18 августа, вторник.
Святой Петр, сегодня финиш! Грустно. Десять новгородских дней дали мне больше, чем десять лет путешествий. Новгород открыл будущее: калугинские экскурсии по городу повторит лишь XXI век. Русский превзошел лессинговский «Лаокоон».
Не верилось, что это рабочий день! Всюду песни, улыбки, праздничные костюмы. Особо многолюдно на Ленинградской. Над проездом вала временная легкая арка. На ней красная лента: «ФИНИШ». Ближе к дороге за столом судьи-контролеры с ручными часами. Соседние возвышения — земляная насыпь, крыши домов, заборы — усыпаны молодежью. Все взоры обращены на шоссе. Беспощадно жжет солнце. Листва деревьев не дрогнет. Духота. Томительное ожидание. Вдруг все вскинули головы. В небе рокочет аэроплан «Вуазен». Его азартно приветствуют пареньки с лозунгом на фанере: «Авиация плюс химия — залог нашей непобедимости».
Я живой свидетель великого события: русская революция взялась за руль скоростной машины — посторонись, телега!
— Едут! Едут! — заголосили ребята с крыши дома. Толпа дрогнула. Первым в город с шумом и пылью ворвался родной «Мерседес»: сбоку запасное колесо, впереди флажок Германии. Я снял шляпу. Нет сомнения, что в Тифлис первым примчится немецкий гонщик.
(Дорогой читатель, Курт Шарф не ошибся: высший приз за скорость и экономичность получила мерседесовская машина.)
Меня подхватил людской поток. Толпа валила в сторону городской площади, где рядами выстраивались пыльные машины. Газон пропах бензином: здесь заправлялись горючим. Минуя резкий запах, я прошел в Летний сад. В тенистом углу парка новгородцы обменивались с гостями почтовыми марками. Я связан поручением Вейца: тот любит дочь. Но в чем суть переписки беглого контрреволюционера? И что подумает Калугин, если чекист схватит меня за руку? Я стороной обошел толкучку филателистов. Так спокойнее.

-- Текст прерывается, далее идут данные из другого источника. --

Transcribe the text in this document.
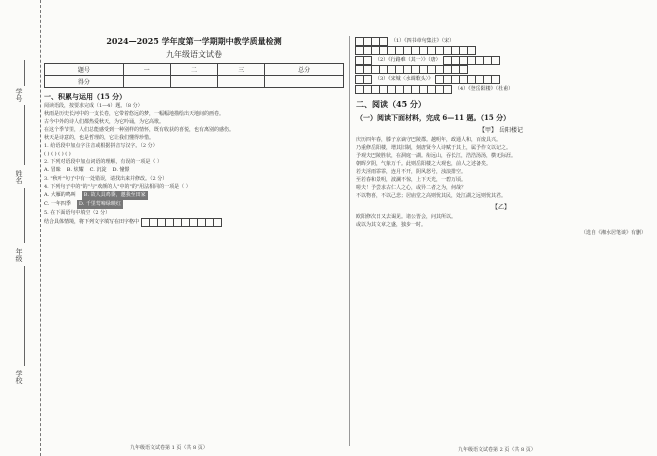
学号
姓名
年级
学校
2024—2025 学年度第一学期期中教学质量检测
九年级语文试卷
题号	一	二	三	总分
得分				
一、积累与运用（15 分）

阅读语段，按要求完成（1—4）题。（8 分）

秋雨是历史长河中的一支长卷，它带着悠远的梦，一幅幅地描绘出天地间的画卷。

古今中外的诗人们都热爱秋天，为它吟诵，为它高歌。

在这个季节里，人们总能感受到一种别样的情怀，既有收获的喜悦，也有离别的感伤。

秋天是诗意的，也是哲理的，它让我们懂得珍惜。

1. 给语段中加点字注音或根据拼音写汉字。（2 分）

( ) ( ) ( ) ( )

2. 下列对语段中加点词语的理解，有误的一项是（ ）

A. 冒昧 B. 炫耀 C. 沉淀 D. 憧憬

3. "秋叶"句子中有一处错误，请找出来并修改。（2 分）

4. 下列句子中的"的"与"欢颜的人"中的"的"用法相同的一项是（ ）

A. 大雁的鸣叫	B. 故人具鸡黍，邀我至田家
C. 一年四季	D. 千里莺啼绿映红

5. 在下面语句中填空（2 分）

结合具体情境，将下列文字填写在田字格中
九年级语文试卷第 1 页（共 8 页）
（1）《四书章句集注》（宋）
（2）《行路难（其一）》（唐）
（3）《宋城〈水调歌头〉》
（4）《登岳阳楼》（杜甫）
二、阅读（45 分）
（一）阅读下面材料，完成 6—11 题。（15 分）
【甲】 岳阳楼记

庆历四年春，滕子京谪守巴陵郡。越明年，政通人和，百废具兴。

乃重修岳阳楼，增其旧制，刻唐贤今人诗赋于其上，属予作文以记之。

予观夫巴陵胜状，在洞庭一湖。衔远山，吞长江，浩浩汤汤，横无际涯。

朝晖夕阴，气象万千。此则岳阳楼之大观也，前人之述备矣。

若夫淫雨霏霏，连月不开，阴风怒号，浊浪排空。

至若春和景明，波澜不惊，上下天光，一碧万顷。

嗟夫！予尝求古仁人之心，或异二者之为，何哉？

不以物喜，不以己悲；居庙堂之高则忧其民，处江湖之远则忧其君。

【乙】

欧阳修次日又去谒见。诸公皆会，问其所以。

或以为其文章之盛，独步一时。

（选自《湘水居笔谈》有删）

九年级语文试卷第 2 页（共 8 页）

Все участники пробега закреплены за столовыми, местами ночлега и провожатыми. Немцев, итальянцев и французов водил музейщик Квашонкин. Он не знал иностранных языков. И я оказался в роли веселого переводчика: тот все время шутил, проявляя при этом дар искрометного импровизатора. В столовой для туристов один член итальянского общества Чиче намекнул, что у него на родине можно заказать официанту любое историческое блюдо. Новгородский чичероне не ударил в грязь лицом. Он вызвал шеф-повара, встал рядом с приколотым к доске прейскурантом и, жонглируя тростью, преподнес меню на древний лад: «Пожалуйста, на первое: блюдо XI века — уха Садко Богатого; на второе: блюдо XII века — гречневая каша с молоком — еда Василия Буслаева; и на третье — десерт XIII века — походные яблоки Александра
Невского!» Его апломб и живость речи возымели на гостей магическое действие: простая пища великого града вызвала восторг.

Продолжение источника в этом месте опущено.